AEROPORT DE SION. ALINE, NE VOIS-TU RIEN VENIR ? (3)

Les langues vont-elles se délier dans les airs de Sion et sur le tarmac de son aéroport ? Pas sûr, tant les citoyens sont habitués à accepter toutes les couleuvres, même les plus herculéennes dans le champ des petits avions de chez nous.

 

Un exemple parmi d’autres. Que penser de cette séance au sommet au cours de laquelle les représentants de Powdair (qui ne manquent pas d’air !) ont exposé leurs objectifs et leurs intentions dans un blabla digne des meilleurs sermons ? De ce moment divin où un « devin sachant » a demandé quels avions seraient utilisés par la compagnie et quelle modalité d’AOC (autorisation pour les vols commerciaux) permettrait de réaliser les buts imaginés ? Pas d’avion indiqué et pas d’AOC existante !

 

Les acteurs présents se sont-ils alors inquiétés des réponses indigestes qui avaient été formulées par les destinataires des légitimes interrogations ?

 

L’aéroport de Sion et la Ville de Sion ont dépensé quelque 250’000 francs dans une opération que l’on veut aujourd’hui présenter comme une aide ponctuelle à une start up innovatrice. Peut-être un jour saura-t-on qui, réellement, a bénéficier de ces largesses.

 

Aline X. ose même sur les ondes soutenir que la dépense de 75’000 francs fut tout bien pesé une réussite, puisque l’Aéroport de Sion est serait devenu dans l’imaginaire de certains un lieu, à nouveau reconnu, de villégiature touristique européenne.

 

Et, sur les réseaux « souciaux » (je laisse ici le lapsus à la relecture, parce qu’il m’apparaît plein de promesses, le « u » supplémentaire indiquant que la Ville de Sion a bien été, sur ce coup, eue !), certains, proches de la direction de l’aéroport, disent qu’il faut savoir risquer pour réussir.

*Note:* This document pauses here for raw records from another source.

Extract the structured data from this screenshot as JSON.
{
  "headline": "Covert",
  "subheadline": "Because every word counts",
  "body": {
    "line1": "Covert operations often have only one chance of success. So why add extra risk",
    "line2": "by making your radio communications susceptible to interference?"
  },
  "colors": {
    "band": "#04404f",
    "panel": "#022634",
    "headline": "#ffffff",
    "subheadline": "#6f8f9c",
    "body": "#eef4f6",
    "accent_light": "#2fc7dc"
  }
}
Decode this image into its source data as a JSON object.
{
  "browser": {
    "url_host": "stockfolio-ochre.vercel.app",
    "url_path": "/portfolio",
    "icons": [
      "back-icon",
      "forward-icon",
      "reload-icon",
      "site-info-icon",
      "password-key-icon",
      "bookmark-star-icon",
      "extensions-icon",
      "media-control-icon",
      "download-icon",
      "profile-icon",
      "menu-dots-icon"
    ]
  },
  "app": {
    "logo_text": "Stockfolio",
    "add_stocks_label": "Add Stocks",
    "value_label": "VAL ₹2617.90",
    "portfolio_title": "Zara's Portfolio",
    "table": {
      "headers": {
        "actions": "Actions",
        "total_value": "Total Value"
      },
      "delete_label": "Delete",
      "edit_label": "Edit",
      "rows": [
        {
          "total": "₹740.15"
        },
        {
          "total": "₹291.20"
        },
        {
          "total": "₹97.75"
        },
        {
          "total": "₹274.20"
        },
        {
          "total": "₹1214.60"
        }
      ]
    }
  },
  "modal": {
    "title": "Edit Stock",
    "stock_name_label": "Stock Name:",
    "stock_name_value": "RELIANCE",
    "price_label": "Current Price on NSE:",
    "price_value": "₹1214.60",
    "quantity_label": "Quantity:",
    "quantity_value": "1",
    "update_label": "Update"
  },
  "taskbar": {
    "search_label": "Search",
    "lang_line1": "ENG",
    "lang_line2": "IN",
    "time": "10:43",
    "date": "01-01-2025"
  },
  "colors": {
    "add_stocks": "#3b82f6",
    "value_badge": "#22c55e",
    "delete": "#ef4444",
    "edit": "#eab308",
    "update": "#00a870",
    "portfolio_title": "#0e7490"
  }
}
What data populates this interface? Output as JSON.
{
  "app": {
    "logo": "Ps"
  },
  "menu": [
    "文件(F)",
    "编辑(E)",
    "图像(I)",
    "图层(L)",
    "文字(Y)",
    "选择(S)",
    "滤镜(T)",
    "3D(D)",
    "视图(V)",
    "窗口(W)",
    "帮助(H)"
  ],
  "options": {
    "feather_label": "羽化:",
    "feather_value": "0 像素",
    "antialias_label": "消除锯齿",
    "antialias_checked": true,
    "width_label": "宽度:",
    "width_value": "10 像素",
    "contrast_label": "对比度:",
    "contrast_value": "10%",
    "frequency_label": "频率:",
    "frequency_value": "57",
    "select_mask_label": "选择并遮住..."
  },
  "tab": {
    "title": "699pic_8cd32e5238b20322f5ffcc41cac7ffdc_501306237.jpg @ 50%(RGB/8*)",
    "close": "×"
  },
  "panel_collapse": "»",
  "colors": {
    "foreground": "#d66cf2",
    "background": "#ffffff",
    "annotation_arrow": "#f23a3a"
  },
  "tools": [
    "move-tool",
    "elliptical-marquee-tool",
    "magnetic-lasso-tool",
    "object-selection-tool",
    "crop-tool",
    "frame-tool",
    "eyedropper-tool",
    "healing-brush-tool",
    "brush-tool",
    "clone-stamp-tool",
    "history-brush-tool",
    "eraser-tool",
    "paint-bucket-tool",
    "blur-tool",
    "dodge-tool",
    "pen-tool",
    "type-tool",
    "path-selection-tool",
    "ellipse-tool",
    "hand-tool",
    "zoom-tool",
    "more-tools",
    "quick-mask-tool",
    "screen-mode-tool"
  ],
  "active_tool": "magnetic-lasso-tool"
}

Qui ne voudrait risquer au moyen de contributions publiques ? Où se niche alors le risque ?

 

Dans un État de droit, la Commission de gestion et la Commission des finances exigeraient l’aménagement immédiat d’une séance du Conseil général et la constitution d’une commission ad hoc spécifique animée d’une vraie volonté de transparence.

 

Aline X. ne s’en fait pas trop et se sait bien protégée par ses diplômes, par ses amis politiques du PLR et par l’histoire sans cesse bégayante de l’aéroport de Sion.

 

Recrosio en fera peut-être un sketch en décembre prochain, pour sa 3ème Revue (remarquablement bien « marketée » par le NF). Mais, avec galanterie, il feindra de ne pas trop se risquer dans la caricature féminine.

 

Et puis, les choses reprendront comme avant. Personne n’invoquera les « gouffres » laissés par l’ancien directeur, ni les améliorations « loupées » de l’Aéroport de Sion, ni tout le reste, encore sous le tapis.

 

Ici, à L’1Dex, s’agissant de l’aéroport, nous avons les idées assez claires et nous disons, en souvenir d’un article signé par Béatrice Riand le 10 décembre 2013, Vive Central Park !

 

Nous sommes au moins certains de nous mettre sur ce coup tout le monde à dos. Non ?

 

Bonjour à tous ceux qui aiment Central Park !

Stéphane Riand

Licencié en sciences commerciales et industrielles, mention gestion d'entreprise, licencié en droit, avocat, notaire, je suis père de sept enfants et je travaille depuis plus de vingt ans à Sion comme avocat, après avoir été greffier cinq ans au sein du Tribunal cantonal. Je suis un ami de la psychanalyse, des livres, des journaux, du sport et de la justice.

6 pensées sur “AEROPORT DE SION. ALINE, NE VOIS-TU RIEN VENIR ? (3)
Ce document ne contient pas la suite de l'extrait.